Loro hanno letteralmente "fatto" il film; tutti non professionisti, hanno trovato in alcuni casi nei gesti e nell'espressione, più che nelle mille parole inutili, la strada della fantasia e della rappresentazione, inventando immagini nuove e per ciò stesso facendo cinema. Due, in particolare, si impongono come linee stilizzate, intorno a cui ruotano tutti gli altri personaggi. Il padre, Slimane (Habib Boufares) e la ragazzetta, Rym (Hafsia Herzi). Lui è un uomo fallito, licenziato dopo 35 anni di lavoro duro in un cantiere navale; viene dalla Tunisia, non sa nemmeno che significa lavoro nero, contributi, esuberi. Lui è diverso, cento volte più nobile e ricco degli occidentali che lo ospitano in Francia senza mai accettarlo fino in fondo, ancorato ai pochi valori universali della vita, quelli semplici, quelli più veri; ma non basta. La depressione lo consuma fisicamente, diviso com'è tra una famiglia ufficiale che ama a distanza (è separato dalla moglie) e un'altra famiglia, meno urlante e rumorosa, più discreta, composta da due donne. Madre e figlia, due bellezze, due vite a confronto che con la loro potenza espressiva, composte con il silenzio dell'uomo, bilanciano i fiumi di parole irrefrenabili di tutti gli altri personaggi.

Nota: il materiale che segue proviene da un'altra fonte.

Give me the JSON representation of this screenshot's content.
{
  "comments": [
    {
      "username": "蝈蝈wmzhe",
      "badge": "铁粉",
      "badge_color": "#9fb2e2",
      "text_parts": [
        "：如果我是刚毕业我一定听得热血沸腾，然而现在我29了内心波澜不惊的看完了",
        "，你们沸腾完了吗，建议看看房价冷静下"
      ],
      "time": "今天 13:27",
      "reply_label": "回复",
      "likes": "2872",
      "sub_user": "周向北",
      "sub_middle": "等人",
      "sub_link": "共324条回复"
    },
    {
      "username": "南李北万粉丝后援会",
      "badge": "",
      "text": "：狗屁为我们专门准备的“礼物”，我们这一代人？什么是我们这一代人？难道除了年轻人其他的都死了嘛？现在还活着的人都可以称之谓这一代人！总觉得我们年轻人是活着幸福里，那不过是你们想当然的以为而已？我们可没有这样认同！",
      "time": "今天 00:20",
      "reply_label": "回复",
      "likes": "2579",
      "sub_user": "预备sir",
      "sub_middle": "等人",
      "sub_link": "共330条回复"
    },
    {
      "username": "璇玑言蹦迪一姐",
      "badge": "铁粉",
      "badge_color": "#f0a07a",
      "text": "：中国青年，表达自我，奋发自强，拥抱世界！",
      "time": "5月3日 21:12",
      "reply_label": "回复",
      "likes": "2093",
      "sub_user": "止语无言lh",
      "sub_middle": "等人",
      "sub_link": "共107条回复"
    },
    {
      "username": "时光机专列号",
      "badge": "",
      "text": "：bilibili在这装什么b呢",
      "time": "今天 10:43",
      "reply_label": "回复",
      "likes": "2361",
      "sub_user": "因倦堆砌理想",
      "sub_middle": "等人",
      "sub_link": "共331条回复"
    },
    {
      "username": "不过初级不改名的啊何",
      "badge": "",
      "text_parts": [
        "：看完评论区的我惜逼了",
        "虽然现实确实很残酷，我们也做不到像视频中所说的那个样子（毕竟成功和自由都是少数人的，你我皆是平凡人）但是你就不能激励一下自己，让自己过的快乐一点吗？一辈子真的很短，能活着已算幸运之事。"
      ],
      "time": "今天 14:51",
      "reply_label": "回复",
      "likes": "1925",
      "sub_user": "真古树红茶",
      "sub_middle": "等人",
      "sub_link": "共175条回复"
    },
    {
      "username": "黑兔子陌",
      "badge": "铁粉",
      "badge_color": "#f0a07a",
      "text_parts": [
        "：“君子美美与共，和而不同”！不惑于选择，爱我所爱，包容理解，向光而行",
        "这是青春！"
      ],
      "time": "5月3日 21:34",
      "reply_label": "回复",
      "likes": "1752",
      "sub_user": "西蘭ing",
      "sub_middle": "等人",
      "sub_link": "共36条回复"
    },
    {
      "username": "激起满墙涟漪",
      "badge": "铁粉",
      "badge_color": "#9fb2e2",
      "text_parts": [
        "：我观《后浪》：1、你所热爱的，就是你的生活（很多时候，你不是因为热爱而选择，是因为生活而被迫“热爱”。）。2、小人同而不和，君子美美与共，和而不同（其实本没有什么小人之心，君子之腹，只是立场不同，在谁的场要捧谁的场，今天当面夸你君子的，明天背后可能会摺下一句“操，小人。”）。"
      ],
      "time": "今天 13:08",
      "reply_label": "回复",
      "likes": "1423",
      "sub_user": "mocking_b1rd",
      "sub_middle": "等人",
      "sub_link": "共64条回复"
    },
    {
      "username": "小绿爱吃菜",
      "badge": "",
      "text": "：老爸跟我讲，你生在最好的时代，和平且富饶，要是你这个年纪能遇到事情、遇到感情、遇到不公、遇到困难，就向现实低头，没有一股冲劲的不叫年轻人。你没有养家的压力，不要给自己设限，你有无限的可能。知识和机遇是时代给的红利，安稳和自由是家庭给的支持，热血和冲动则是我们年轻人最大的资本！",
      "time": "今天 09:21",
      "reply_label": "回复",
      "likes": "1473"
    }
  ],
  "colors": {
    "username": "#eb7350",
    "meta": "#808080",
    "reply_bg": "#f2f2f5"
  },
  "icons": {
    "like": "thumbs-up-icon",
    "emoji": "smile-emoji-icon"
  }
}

Lei, la ragazzetta, ispira quest'uomo (che il regista vorrebbe somigliante così tanto al Lamberto Maggiorani di Ladri di biciclette) a buttarsi in una nuova avventura e aprire un ristorante su una vecchia nave abbandonata. L'idea è buona, le donne della famiglia "ufficiale" sanno fare un fantastico cous cous, quel piatto arabo che fa sentire tutti questi emigrati più vicini, più se stessi, più legati alle proprie radici; ma i permessi non arrivano e nemmeno i soldi. E allora non resta che giocare un ultima carta, un party sulla nave con tutti i pezzi grossi per convincerli che il progetto è vincente. Per un futile motivo sta per saltare tutto ma sarà sempre lei, Hafsia, a salvare la serata e il futuro del progetto (aiutata segretamente dalla madre). Con il suo sguardo, con la sua presenza fisica quasi eccessiva (ma era necessario farla ingrassare così tanto?..), con una dionisiaca sensualità che brucia in un istante tutte le interminabili (e inutili) sequenze del film che la avevano preceduta, spingendo lo spettatore a vivere un altro tempo, non misurabile.
Mai, forse, come in questo film si era potuto avvertire un connubio così perfetto e forte di stimolazioni sensoriali e profonde provocate da un'immagine sullo schermo, come a poter sentire il profumo dei capelli, e toccare la pelle lucida di sudore e immergersi nel profumo intenso delle sue carni pulsanti.
Mentre si muove tutto questo, l'uomo non ce la farà; ma forse si può leggere questa scena tragica come una nota positiva; non una banale citazione della bicicletta di De Sica, bensì molto, molto di più: la sparizione di tutto ciò che di vecchio e di fermo rappresentava questa immagine, così pura e profondamente umana e così limitata, ferma. Di fronte a una giovane donna come Hafsia, che travolge ogni schema mentale o sociale e prorompe in tutta la sua bellezza, che passa attraverso il dimenarsi del suo corpo per dire qualcosa di irrazionale, il vecchio padre di famiglia, buono e rigoroso ma fermo al pensiero di dover soddisfare i bisogni per sé e per la propria famiglia, non regge più.
Forse Kechiche voleva fare un film neorealista e marxista. Ne è uscito un film sulle donne, e sul segreto che le donne serbano, di norma invisibile, senza cui forse gli uomini non possono più vivere.